From (emphasis, eh, added):
The Republicans' pledge to hold an early vote to repeal the health care law is widely seen as symbolic. Republicans reason that the voters who gave them the House majority in November expect them to at least go on record against the health law in the next session, though congressional rules make it highly unlikely that they'll be able to overturn it while a Democratic president is in office. 
I'm not sure exactly what bureaucratic, nit-picking, undemocratic "congressional rules" FoxNews is referring to.  Perhaps the veto?  Perhaps the even more unfair rule allowing the majority of the Senate to vote down things they don't like?  Perhaps the existence of the Senate?  Perhaps the outrageous practice of actually seating Democratic Senators who manage to steal elections by getting a plurality of the vote?

Unreported, so far, is whether the House intends to get their repeal bill scored, and if so how they're going to deal with the likely result that simple repeal will raise the deficit.  Well, beyond ignoring it, obviously.  Gosh, if only there was some rule mandating that legislation did not increase the deficit..


  1. I'm not sure what level of outrage this merits.
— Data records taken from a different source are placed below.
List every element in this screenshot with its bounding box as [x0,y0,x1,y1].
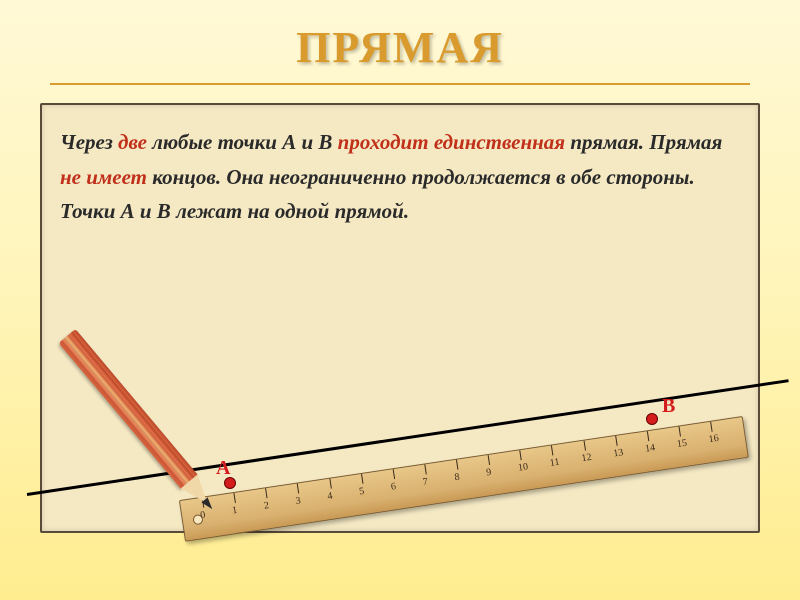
ruler-tick: 10 [520,446,558,490]
content-panel: Через две любые точки А и В проходит еди… [40,103,760,533]
ruler-tick: 7 [424,460,462,504]
rule-segment: любые точки А и В [147,130,338,154]
rule-segment: прямая. Прямая [565,130,722,154]
ruler-tick-label: 11 [549,457,560,469]
rule-segment: Через [60,130,118,154]
ruler-ticks: 012345678910111213141516 [180,417,748,541]
rule-segment: не имеет [60,165,147,189]
point-a-label: А [216,457,230,480]
ruler-tick-label: 16 [708,433,720,445]
ruler-tick-label: 7 [422,476,429,488]
pencil-wood [181,474,216,510]
point-b-label: В [662,395,675,418]
pencil [59,329,224,519]
ruler-tick-label: 8 [454,472,461,484]
ruler-tick: 9 [488,450,526,494]
ruler-tick-label: 6 [390,481,397,493]
ruler-tick: 8 [456,455,494,499]
ruler-tick-label: 9 [486,467,493,479]
straight-line [27,379,789,496]
ruler-tick: 13 [615,431,653,475]
ruler-tick-label: 3 [295,495,302,507]
pencil-body [59,329,198,489]
rule-segment: две [118,130,147,154]
rule-segment: проходит единственная [338,130,565,154]
ruler-tick: 2 [265,484,303,528]
ruler-tick: 16 [710,417,748,461]
ruler-hole [192,514,203,525]
ruler-tick: 14 [647,427,685,471]
ruler-tick: 12 [583,436,621,480]
ruler-tick-label: 10 [517,461,529,473]
ruler-tick: 6 [392,465,430,509]
pencil-tip [201,497,215,511]
ruler-tick: 5 [361,469,399,513]
rule-segment: концов. Она неограниченно продолжается в… [60,165,695,224]
ruler-tick-label: 1 [231,505,238,517]
point-b [646,413,658,425]
title-underline [50,83,750,85]
ruler-tick-label: 2 [263,500,270,512]
ruler-tick-label: 12 [581,452,593,464]
ruler-tick: 4 [329,474,367,518]
ruler-tick-label: 15 [676,438,688,450]
ruler-tick-label: 0 [200,510,207,522]
ruler-tick: 11 [551,441,589,485]
ruler-tick-label: 14 [644,442,656,454]
ruler-tick-label: 4 [327,491,334,503]
ruler-tick: 1 [234,488,272,532]
page-title: ПРЯМАЯ [0,0,800,83]
point-a [224,477,236,489]
ruler-tick: 3 [297,479,335,523]
ruler-tick-label: 13 [613,447,625,459]
ruler-tick: 0 [202,493,240,537]
ruler-tick: 15 [678,422,716,466]
ruler: 012345678910111213141516 [179,416,749,542]
rule-text: Через две любые точки А и В проходит еди… [60,125,740,229]
ruler-tick-label: 5 [358,486,365,498]
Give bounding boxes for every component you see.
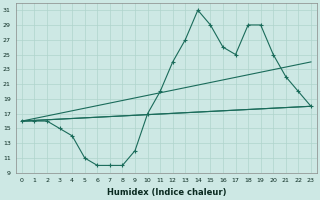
X-axis label: Humidex (Indice chaleur): Humidex (Indice chaleur) [107,188,226,197]
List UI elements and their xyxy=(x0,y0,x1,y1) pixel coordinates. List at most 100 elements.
On the one hand, yes, the bastards are making all those implications you note, and doing so gleefully.
    On the other hand, I'm not sure that they don't often use the term "congressional rules" to refer to any situation that a majority of one chamber cannot rule by fiat. I seem to recall seeing them call the filibuster, employed by their own side, as "congressional rules."
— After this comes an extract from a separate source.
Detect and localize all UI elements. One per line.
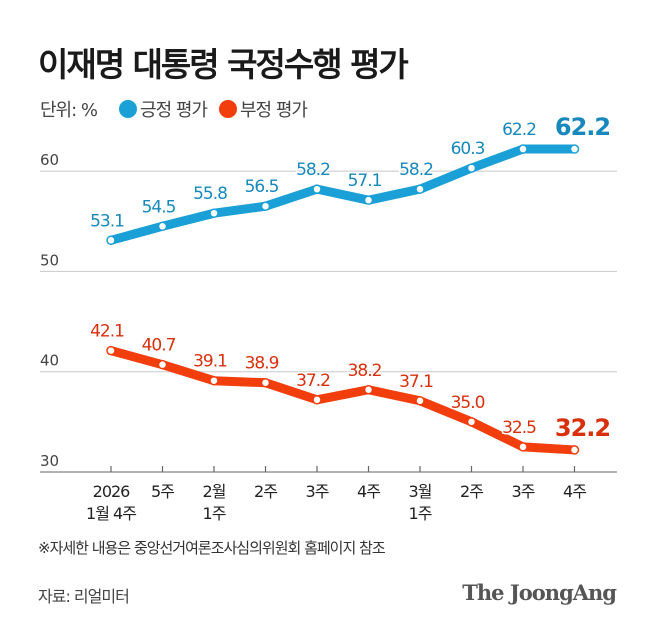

    I could be wrong...that could have been some other TV news.

  2. Yes, but "congressional rules" is an accurate, if euphemistic, way to refer to a situation in which majorities favor something but don't pass it. "Congressional rules" is not an accurate description of a situation in which something loses a 48-52 vote (my guess at what would happen if Reid takes up a repeal measure). It's Constitutional rules, not congressional rules, that say that the House can only act if the Senate and president concur.

  3. Ah, but they can't blame "Constitutional rules" because they cloak themselves in the Constitution for all things (you know, except for the 14th, 17th, and, why not, 13th amendments)

  4. >the voters who gave them the House majority in November expect them to at least go on record against the health law

    This assumes that the voters who gave them the House majority favor repeal, an assumption contradicted by exit polls which show just 48% of voters favoring repeal, while 47% favor either leaving the bill alone or expanding it.

    As usual, winning an election automatically implies a broad public endorsement of the party's entire agenda...oh, unless you're a Democrat.

  5. I wonder...

    ...this is a bit of a reach, but I think it's well within the realm of possibility. Fox may be referring to OVERALL efforts to repeal or weaken HCR, outside of the simple vote. Specifically, I'm thinking of efforts to defund HCR, which, while a real threat, have a real chance of being stifled by the committee process, reconciliation, etc.

    If THAT is what they're referring to, than it's still a distortion, and an important one. But it's kinda easier to see where they're coming from. Because honestly, the biggest thing about Fox is that they're really just BAD reporters. The bias isn't even the most alarming part, it's that they're just so BAD at it.

  6. Yes, what Fox needs is reporters who are much better at disguising their bias.